After reviewing many systems, it was clear that TeamDynamix was the best solution for the university’s needs. “The ITIL framework can get overwhelming if you’re not careful,” Gill says. “TeamDynamix was a nice balance for an institution our size. It’s very powerful, but it doesn’t require a lot of overhead to maintain. We’re very happy with it.”

 

Measuring Performance Over Time 

With TeamDynamix, Drake University ITS streamlines the delivery of IT service, and also measure performance over time. “We spent a lot of time as a team coming up with key performance indicators we wanted to track,” Gill says. ITS maintains a scorecard with this information, and team members meet frequently to review the data and discuss how they can improve. The scorecard encompasses four broad categories: Teaching and Learning, Reflection, Execution, and Stewardship.

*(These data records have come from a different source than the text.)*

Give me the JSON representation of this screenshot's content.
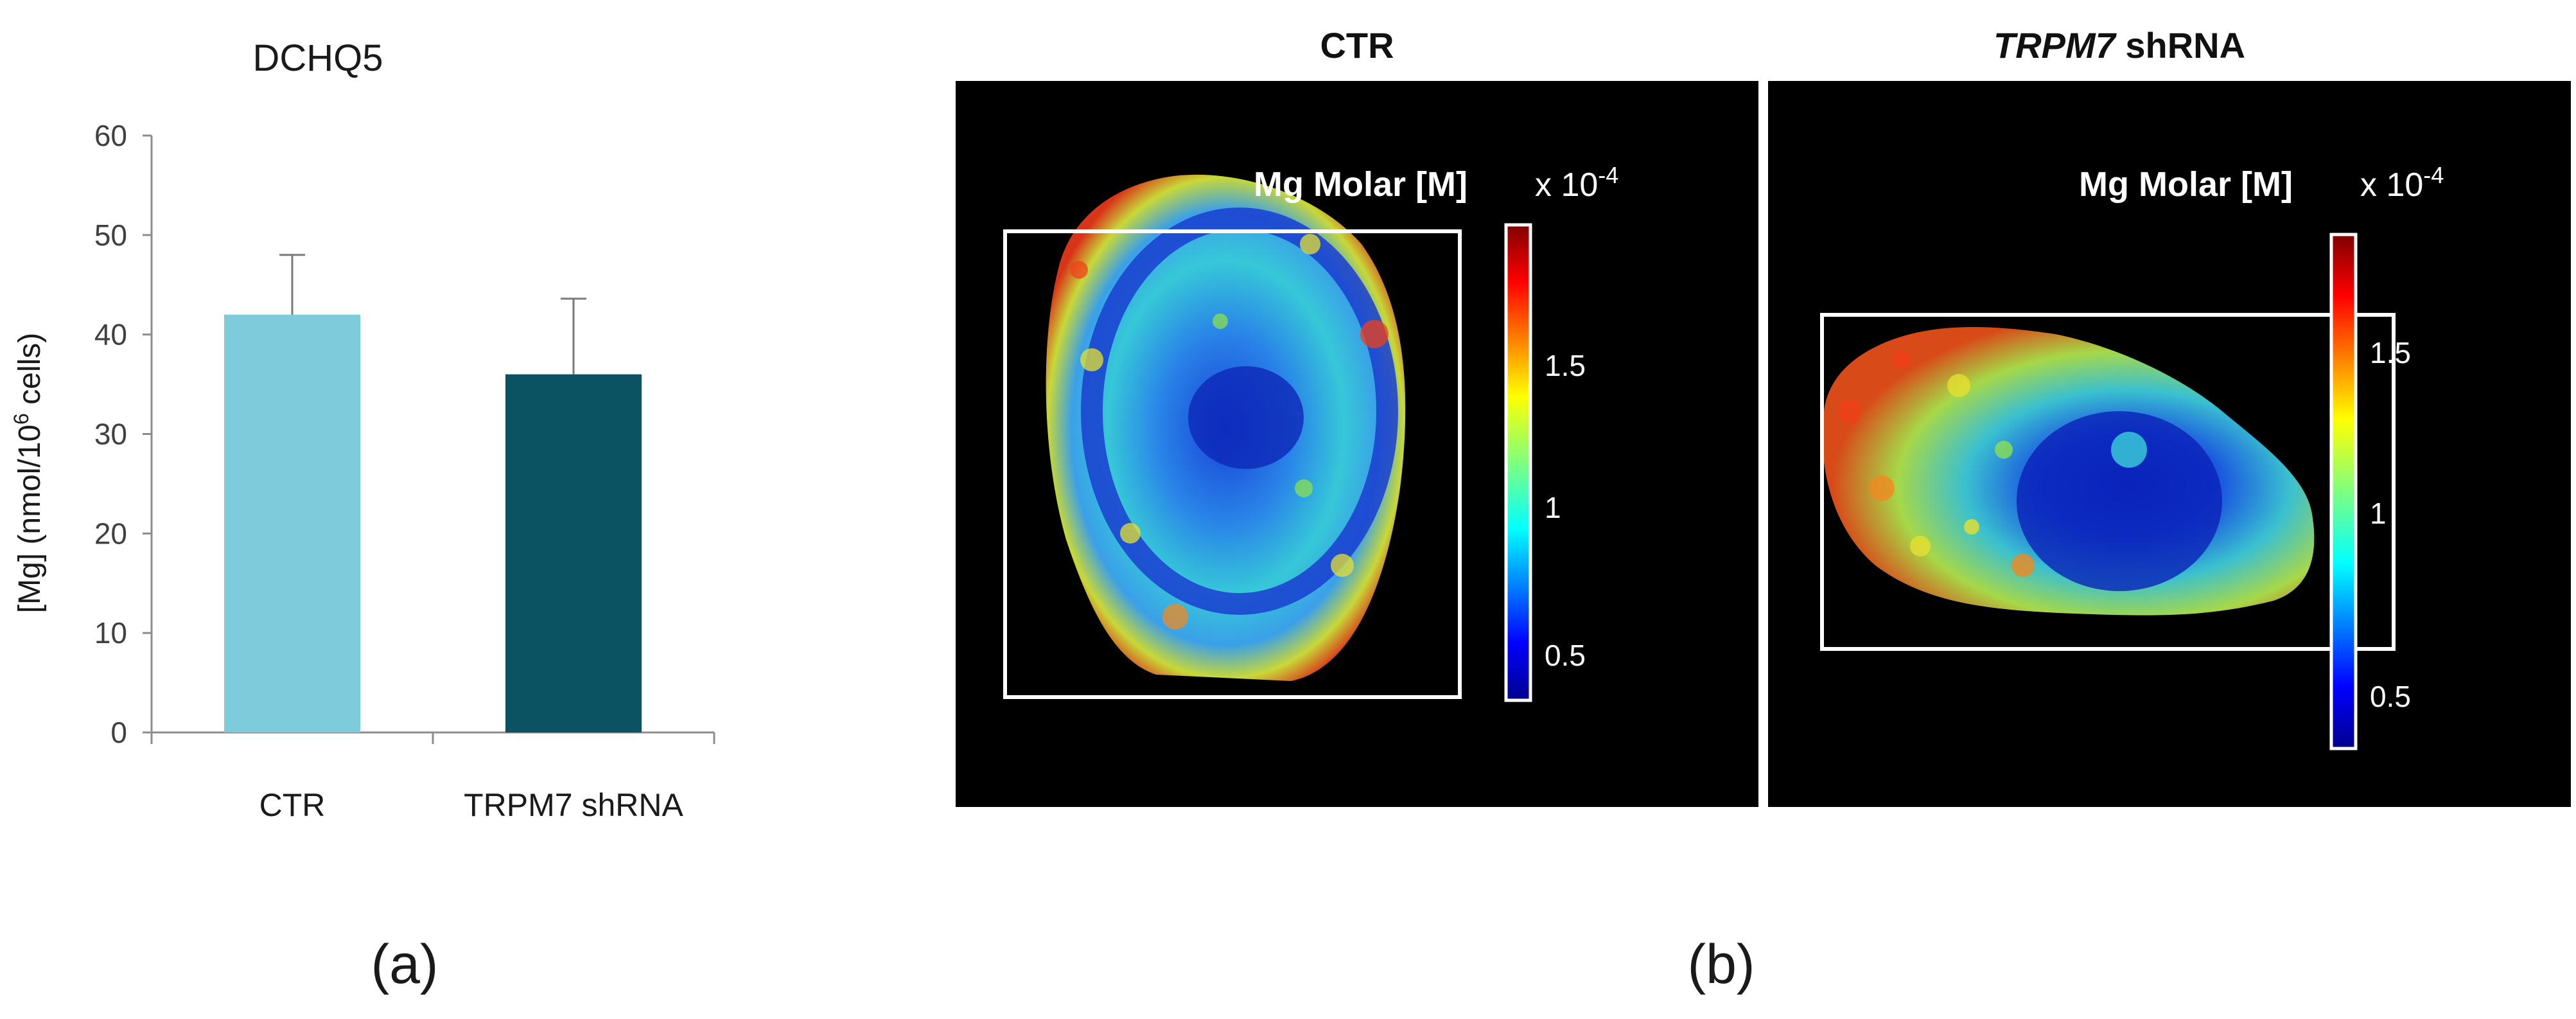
{
  "chart_data": [
    {
      "type": "bar",
      "title": "DCHQ5",
      "ylabel": "[Mg] (nmol/10",
      "ylabel_sup": "6",
      "ylabel_tail": " cells)",
      "categories": [
        "CTR",
        "TRPM7 shRNA"
      ],
      "values": [
        42,
        36
      ],
      "errors": [
        6,
        7.6
      ],
      "colors": [
        "#7ecbdc",
        "#0b5363"
      ],
      "ylim": [
        0,
        60
      ],
      "yticks": [
        0,
        10,
        20,
        30,
        40,
        50,
        60
      ],
      "grid": false,
      "panel_label": "(a)"
    },
    {
      "type": "heatmap",
      "panel_label": "(b)",
      "panels": [
        {
          "title": "CTR",
          "title_italic": "",
          "title_plain": "CTR",
          "colorbar_label": "Mg Molar [M]",
          "scale_prefix": "x 10",
          "scale_exp": "-4",
          "colorbar_ticks": [
            "1.5",
            "1",
            "0.5"
          ]
        },
        {
          "title": "TRPM7 shRNA",
          "title_italic": "TRPM7",
          "title_plain": " shRNA",
          "colorbar_label": "Mg Molar [M]",
          "scale_prefix": "x 10",
          "scale_exp": "-4",
          "colorbar_ticks": [
            "1.5",
            "1",
            "0.5"
          ]
        }
      ]
    }
  ]
}
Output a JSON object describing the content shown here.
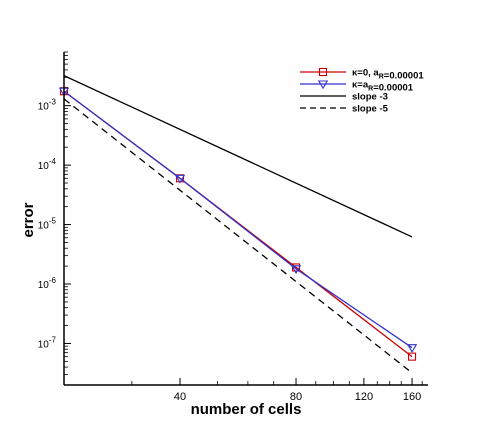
{
  "chart_data": {
    "type": "line",
    "xlabel": "number of cells",
    "ylabel": "error",
    "x_scale": "log",
    "y_scale": "log",
    "xlim": [
      20,
      176
    ],
    "ylim": [
      2e-08,
      0.008
    ],
    "x_ticks": [
      {
        "value": 40,
        "label": "40"
      },
      {
        "value": 80,
        "label": "80"
      },
      {
        "value": 120,
        "label": "120"
      },
      {
        "value": 160,
        "label": "160"
      }
    ],
    "y_ticks": [
      {
        "value": 1e-07,
        "base": "10",
        "exp": "-7"
      },
      {
        "value": 1e-06,
        "base": "10",
        "exp": "-6"
      },
      {
        "value": 1e-05,
        "base": "10",
        "exp": "-5"
      },
      {
        "value": 0.0001,
        "base": "10",
        "exp": "-4"
      },
      {
        "value": 0.001,
        "base": "10",
        "exp": "-3"
      }
    ],
    "legend_position": "top-right",
    "series": [
      {
        "name_parts": [
          {
            "t": "κ=0, a"
          },
          {
            "t": "R",
            "sub": true
          },
          {
            "t": "=0.00001"
          }
        ],
        "color": "#cc0000",
        "marker": "square",
        "dash": "solid",
        "x": [
          20,
          40,
          80,
          160
        ],
        "y": [
          0.00175,
          6e-05,
          1.9e-06,
          6e-08
        ]
      },
      {
        "name_parts": [
          {
            "t": "κ=a"
          },
          {
            "t": "R",
            "sub": true
          },
          {
            "t": "=0.00001"
          }
        ],
        "color": "#3333cc",
        "marker": "triangle-down",
        "dash": "solid",
        "x": [
          20,
          40,
          80,
          160
        ],
        "y": [
          0.00175,
          6e-05,
          1.8e-06,
          8.5e-08
        ]
      },
      {
        "name_parts": [
          {
            "t": "slope -3"
          }
        ],
        "color": "#000000",
        "marker": "none",
        "dash": "solid",
        "x": [
          20,
          160
        ],
        "y": [
          0.0032,
          6.2e-06
        ]
      },
      {
        "name_parts": [
          {
            "t": "slope -5"
          }
        ],
        "color": "#000000",
        "marker": "none",
        "dash": "dashed",
        "x": [
          20,
          160
        ],
        "y": [
          0.0013,
          3.2e-08
        ]
      }
    ]
  }
}
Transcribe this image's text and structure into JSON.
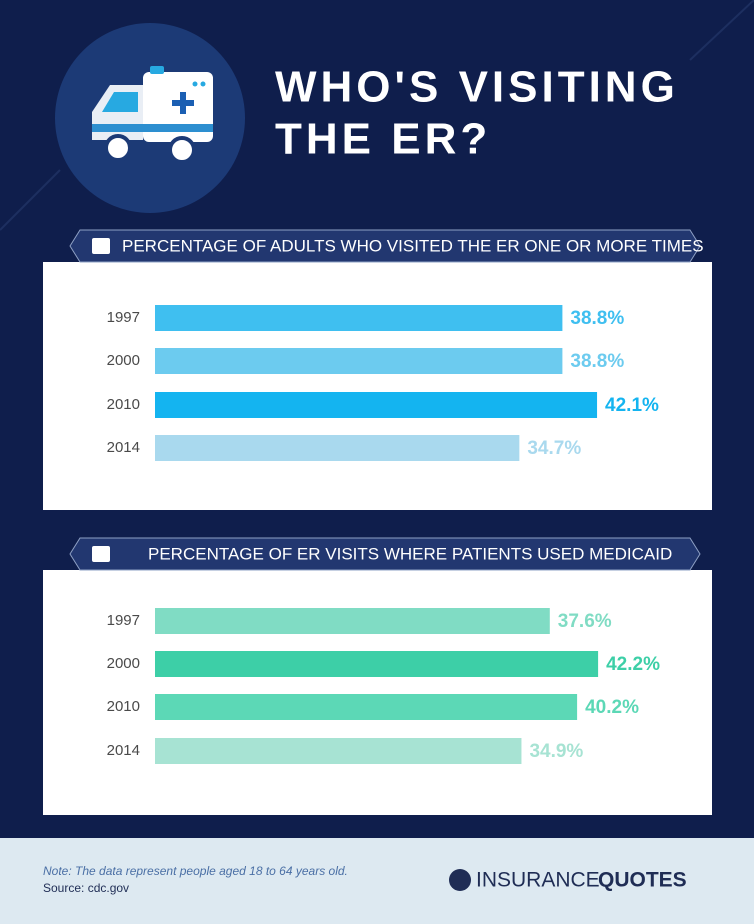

One of the objectives under Teaching and Learning is building a culture of “technology self-empowerment,” in which students, faculty, and staff know how to find the information they need to resolve their own IT issues when possible.

ITS measures progress toward this objective by tracking how many people indicate in surveys that they know how to do this — as well as how many times knowledge base articles are being used. From 2018 to 2019, the number of page views in Drake University’s ITS knowledge base increased from 55,000 to 75,000, suggesting that more people are taking advantage of self-service. ITS has also made several service commitments to stakeholders, such as ensuring that technicians meet promised response times and resolution timeframes, striving to understand the nature of service requests before beginning work, and completing requests to a user’s satisfaction.

“Almost all of these indicators are measured within TeamDynamix,” Gill says. For instance, Gill and his colleagues can see the percentage of service tickets both responded to and completed within the target goals for these metrics, and they’re continually tracking their progress toward meeting these goals in an effort to improve. “Tracking our KPI numbers has really helped us step up our game,” says Assistant Chief Information Technology Officer Jerome Hilscher.

 

Not Just for IT 

TeamDynamix has worked so well for ITS that other divisions at Drake University have begun using the platform to improve service as well, making it a true enterprise service solution. “Our facilities department was using a paper-based system to track and manage facilities projects and service requests,” Hilscher says. “When we told them about the capabilities we have within TeamDynamix and how it could help them as well, they decided to jump in whole hog.”

 

Bringing Facilities Into the Platform

The facilities department has its own tenancy within TeamDynamix, but ITS oversees its administration and manages the rights of users. Other university departments — including Key Services, Student Card Services, and Drake Online — are looking at setting up similar arrangements. By empowering people to help themselves, streamlining and automating key workflows, and providing transparency and insight into each step of the service fulfillment process, TeamDynamix is helping Drake University serve its stakeholders more effectively, resulting in greater satisfaction. “Ultimately, what matters to me is customer satisfaction,” Gill concludes.

“Our satisfaction rating as measured in student and faculty surveys is where we want it to be, which is at least a 4 on a 5-point Likert scale. We have been able to improve that score even with increasingly aging technology. That’s how we measure whether we’re fulfilling our mission as a department — and TeamDynamix has been instrumental in that.”